Я еле уловил голос Ивана Павловича:

— Это, бабка, для дела нужно.

И уже громче произнес:

— Нас-то ты не забудешь накормить?

— Хватит всем. Еще довариваются два чугуна. Прямо как на поминки или на свадьбу.

— Конечно, на свадьбу. Отдадим тебя за Климова. У него и дом, и сад, и земли пять тысяч десятин, и салотопни.

— Ох, салотопни лопни, ну тебя! — отмахнулась старуха. — Его бы самого в салотопню, а поганым салом колеса подмазывать.

— Что ты, бабка, так о кавалере. Нехорошо…

Кроме Васильева, все «гости» уселись за столы. Первым поспешил Климов. Чтобы насытить утробу, которая всю жизнь принимала только жирную пищу, требовалось много еды. Климов сразу же запустил лапу в чугун, обжегся, подул на пальцы и снова запустил. Наконец-то ему посчастливилось — и он, обжигаясь, вытащил пару крупных картофелин. Жадность не оставляла его и тут. Он настороженно, как хищник, смотрел то на одного, то на другого из своих соратников. Остальные ели более или менее чинно. Тарасов жевал сухую, без масла, картошку, чередуя ее то с огурцом, то с луком.
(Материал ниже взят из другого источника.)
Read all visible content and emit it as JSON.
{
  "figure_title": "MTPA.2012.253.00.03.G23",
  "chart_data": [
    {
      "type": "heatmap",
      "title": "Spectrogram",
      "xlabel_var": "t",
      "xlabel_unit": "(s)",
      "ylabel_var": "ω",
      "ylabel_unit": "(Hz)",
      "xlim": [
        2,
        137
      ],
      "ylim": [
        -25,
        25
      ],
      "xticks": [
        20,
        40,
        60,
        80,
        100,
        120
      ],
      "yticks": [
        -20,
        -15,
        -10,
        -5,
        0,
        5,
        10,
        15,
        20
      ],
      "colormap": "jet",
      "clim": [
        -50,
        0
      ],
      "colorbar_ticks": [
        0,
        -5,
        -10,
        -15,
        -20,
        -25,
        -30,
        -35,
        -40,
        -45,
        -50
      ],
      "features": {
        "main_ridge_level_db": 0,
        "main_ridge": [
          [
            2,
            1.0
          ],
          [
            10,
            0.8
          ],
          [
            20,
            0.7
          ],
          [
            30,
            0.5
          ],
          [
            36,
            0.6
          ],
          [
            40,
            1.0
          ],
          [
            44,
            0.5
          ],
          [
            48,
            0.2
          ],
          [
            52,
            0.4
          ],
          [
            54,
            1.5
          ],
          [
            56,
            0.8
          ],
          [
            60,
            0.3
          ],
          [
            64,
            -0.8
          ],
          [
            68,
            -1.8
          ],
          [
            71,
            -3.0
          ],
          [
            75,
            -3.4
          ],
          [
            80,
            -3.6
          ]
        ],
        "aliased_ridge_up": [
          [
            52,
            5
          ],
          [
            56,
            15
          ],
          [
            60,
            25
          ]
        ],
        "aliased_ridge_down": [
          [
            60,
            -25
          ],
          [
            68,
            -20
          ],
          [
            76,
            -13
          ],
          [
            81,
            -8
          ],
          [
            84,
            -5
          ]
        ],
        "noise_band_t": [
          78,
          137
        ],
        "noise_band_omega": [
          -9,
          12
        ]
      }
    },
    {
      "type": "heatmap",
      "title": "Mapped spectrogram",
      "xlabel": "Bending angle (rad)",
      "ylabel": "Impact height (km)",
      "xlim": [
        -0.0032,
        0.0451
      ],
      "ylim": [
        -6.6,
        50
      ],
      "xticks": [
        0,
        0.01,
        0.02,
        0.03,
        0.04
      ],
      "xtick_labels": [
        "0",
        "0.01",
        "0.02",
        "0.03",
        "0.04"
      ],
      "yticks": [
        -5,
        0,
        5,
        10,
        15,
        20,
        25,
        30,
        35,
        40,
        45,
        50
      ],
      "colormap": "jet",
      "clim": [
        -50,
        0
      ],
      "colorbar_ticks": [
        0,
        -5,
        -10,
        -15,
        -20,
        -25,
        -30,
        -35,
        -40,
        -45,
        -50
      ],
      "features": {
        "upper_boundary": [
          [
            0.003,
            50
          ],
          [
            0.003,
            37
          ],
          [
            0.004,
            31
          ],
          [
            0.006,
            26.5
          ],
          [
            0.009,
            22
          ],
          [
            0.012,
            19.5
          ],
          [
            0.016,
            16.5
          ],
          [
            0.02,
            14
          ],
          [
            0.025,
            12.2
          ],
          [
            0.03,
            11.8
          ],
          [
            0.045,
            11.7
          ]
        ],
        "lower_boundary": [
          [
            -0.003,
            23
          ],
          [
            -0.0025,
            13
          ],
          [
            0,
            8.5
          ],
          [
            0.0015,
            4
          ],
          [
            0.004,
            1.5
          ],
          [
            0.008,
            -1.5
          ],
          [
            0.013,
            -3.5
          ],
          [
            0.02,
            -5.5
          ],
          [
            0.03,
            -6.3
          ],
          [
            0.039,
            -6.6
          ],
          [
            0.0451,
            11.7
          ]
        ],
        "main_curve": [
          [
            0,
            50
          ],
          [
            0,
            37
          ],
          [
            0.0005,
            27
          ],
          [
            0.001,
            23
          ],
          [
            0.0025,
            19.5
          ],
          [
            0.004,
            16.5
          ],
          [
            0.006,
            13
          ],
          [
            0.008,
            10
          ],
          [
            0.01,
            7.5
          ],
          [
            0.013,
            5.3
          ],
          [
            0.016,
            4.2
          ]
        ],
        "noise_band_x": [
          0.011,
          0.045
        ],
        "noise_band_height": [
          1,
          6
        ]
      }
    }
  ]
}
— Черт-те какое баловство! — ворчала Василиса, неся на подносе четыре чайные чашки с самогоном. — Вчера лакали как господа, а нынче все одно лопают как арестанты. За что их только балует совецка власть?

— А ты, бабка, не ворчи. Аппетит им не отбивай, — уговаривал Василису Иван Павлович. — Им ехать тридцать верст.

Когда разобрали чашки, а Климов выбрал себе которая пополнее, Иван Павлович поднял руку и полусерьезно произнес:

— Надо бы по-другому угощать вас за всяческие делишки, но мы, чекисты, за зря ни одного человека не покараем. Если будет честное показание, окажем полное снисхождение. Невинных, конечно, не задержим. Пейте да по совести показывайте на следствии. В городе мы еще не раз встретимся.